Start by applying Bar Keepers Friend to the stains and scrubbing vigorously with an abrasive pad. If the stains/rust spots persist, spray the sheet with oven cleaner. Wrap tightly with plastic wrap and let it sit overnight. 

In the morning, unwrap your bakeware and put it into a hot oven at 150 degrees Fahrenheit (roughly 66 degrees Celsius) for 20 minutes. Remove and allow to cool. Soak in hot soapy water for half an hour, then scrub with your abrasive pad. This should be enough to take out even the toughest stains.



Aluminum is a cheaper alternative to stainless steel.
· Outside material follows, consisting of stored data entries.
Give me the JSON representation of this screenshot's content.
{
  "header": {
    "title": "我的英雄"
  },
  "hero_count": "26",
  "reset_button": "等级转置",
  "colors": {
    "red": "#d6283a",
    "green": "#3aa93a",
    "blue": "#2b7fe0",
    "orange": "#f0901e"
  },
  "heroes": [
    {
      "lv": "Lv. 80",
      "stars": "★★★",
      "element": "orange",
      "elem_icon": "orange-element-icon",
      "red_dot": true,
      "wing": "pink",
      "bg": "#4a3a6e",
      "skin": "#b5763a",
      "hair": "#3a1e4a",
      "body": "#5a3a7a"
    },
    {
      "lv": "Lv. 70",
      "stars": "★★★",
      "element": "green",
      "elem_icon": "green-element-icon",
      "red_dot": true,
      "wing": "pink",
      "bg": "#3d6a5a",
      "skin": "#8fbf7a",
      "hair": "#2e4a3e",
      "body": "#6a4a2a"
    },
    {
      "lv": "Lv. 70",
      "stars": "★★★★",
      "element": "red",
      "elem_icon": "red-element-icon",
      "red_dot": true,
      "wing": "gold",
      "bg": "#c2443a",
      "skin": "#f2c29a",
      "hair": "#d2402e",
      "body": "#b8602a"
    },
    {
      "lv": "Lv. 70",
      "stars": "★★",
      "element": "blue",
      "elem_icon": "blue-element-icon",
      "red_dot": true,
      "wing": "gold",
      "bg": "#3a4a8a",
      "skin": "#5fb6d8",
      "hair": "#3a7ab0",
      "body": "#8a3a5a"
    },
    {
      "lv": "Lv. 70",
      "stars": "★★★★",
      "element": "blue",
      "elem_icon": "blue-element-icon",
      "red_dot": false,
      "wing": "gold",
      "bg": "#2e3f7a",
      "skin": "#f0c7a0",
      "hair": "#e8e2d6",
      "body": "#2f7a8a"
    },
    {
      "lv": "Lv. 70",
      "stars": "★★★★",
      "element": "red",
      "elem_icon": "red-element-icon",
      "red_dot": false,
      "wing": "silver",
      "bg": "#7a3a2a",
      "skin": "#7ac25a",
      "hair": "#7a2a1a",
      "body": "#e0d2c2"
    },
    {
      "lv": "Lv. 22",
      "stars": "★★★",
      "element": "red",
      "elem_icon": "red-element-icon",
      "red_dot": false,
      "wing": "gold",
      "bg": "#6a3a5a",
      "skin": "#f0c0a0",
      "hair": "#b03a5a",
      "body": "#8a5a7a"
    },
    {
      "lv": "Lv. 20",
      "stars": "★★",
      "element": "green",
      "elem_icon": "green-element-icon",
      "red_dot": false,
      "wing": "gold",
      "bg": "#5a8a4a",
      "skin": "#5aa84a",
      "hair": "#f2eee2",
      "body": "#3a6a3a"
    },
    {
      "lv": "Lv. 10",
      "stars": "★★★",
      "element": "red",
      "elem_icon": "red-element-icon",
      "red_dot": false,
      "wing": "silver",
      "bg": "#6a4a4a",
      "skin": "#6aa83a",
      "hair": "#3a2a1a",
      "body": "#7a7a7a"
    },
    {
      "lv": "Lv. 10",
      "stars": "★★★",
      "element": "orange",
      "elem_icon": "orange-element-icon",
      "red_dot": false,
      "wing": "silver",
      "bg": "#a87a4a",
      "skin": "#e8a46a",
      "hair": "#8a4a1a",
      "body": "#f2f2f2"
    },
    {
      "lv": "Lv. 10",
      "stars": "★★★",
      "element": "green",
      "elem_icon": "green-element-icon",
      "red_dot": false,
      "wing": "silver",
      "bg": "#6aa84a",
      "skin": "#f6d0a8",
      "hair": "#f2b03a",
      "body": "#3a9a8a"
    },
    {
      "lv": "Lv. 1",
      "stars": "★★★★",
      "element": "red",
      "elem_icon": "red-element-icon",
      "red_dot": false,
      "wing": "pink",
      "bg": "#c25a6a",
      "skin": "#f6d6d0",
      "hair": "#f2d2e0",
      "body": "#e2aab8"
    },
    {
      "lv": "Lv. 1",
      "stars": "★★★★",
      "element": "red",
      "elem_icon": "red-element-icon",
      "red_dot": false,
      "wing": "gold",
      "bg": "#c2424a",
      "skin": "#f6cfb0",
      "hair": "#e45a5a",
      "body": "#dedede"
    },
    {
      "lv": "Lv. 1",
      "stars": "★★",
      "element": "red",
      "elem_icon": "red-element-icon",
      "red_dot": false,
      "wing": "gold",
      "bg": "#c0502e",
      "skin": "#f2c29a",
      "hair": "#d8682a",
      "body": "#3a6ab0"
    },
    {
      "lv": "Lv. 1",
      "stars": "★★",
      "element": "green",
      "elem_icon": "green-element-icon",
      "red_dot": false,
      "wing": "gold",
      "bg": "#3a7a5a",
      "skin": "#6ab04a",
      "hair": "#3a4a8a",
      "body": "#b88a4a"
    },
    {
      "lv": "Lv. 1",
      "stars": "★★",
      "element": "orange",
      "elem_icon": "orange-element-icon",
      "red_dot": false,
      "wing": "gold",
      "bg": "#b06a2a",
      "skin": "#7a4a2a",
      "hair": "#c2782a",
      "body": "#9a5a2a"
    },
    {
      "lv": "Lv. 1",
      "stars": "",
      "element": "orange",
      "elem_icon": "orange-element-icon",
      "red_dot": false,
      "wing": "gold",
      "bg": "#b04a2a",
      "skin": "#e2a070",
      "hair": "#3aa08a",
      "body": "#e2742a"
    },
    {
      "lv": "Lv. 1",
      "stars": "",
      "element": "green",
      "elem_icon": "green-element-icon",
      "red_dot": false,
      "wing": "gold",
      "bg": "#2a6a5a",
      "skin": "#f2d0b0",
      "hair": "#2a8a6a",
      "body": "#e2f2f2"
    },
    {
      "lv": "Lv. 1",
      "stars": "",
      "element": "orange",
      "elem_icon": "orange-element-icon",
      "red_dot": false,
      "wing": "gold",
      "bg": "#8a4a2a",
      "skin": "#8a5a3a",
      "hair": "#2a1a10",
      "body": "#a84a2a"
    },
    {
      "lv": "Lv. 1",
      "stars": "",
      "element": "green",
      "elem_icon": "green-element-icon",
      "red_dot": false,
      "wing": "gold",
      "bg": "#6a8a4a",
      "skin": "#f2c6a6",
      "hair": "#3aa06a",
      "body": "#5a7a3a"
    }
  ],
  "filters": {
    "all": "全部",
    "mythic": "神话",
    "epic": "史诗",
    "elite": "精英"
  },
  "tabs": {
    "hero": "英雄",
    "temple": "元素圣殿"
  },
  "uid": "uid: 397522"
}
Unfortunately, it can still stain the same way stainless steel does.

To clean aluminum pans, you'll need:

  • Water
  • Distilled white vinegar
  • A pot
  • Scrubbing pad

Fill a pot with equal parts water and vinegar and bring to a boil, then cool. Once it's reached room temperature, soak your scrubbing pad in your vinegar/water mix and scrub the stains clean. Finish by rinsing with soapy water.




Glass is a great choice of bakeware, because it's see-through so you can have an extra level of being able to look in on the progress of your dish without opening the oven. It also holds heat well and can be microwaved (provided it fits) for quick reheating. Unfortunately, when it gets gunky, glass looks extra gross! 

To clean your glass bakeware, you'll need:

  • Baking soda
  • Dish soap
  • Regular sponge

Start by putting a layer of baking soda on the bottom of your pan, followed by dish soap. Fill the pan with hot water and let it fizz away for 15 minutes. Empty the dish out and then scrub with a regular dishwashing sponge. Sprinkle a little more baking soda on any spots that remain as you scrub.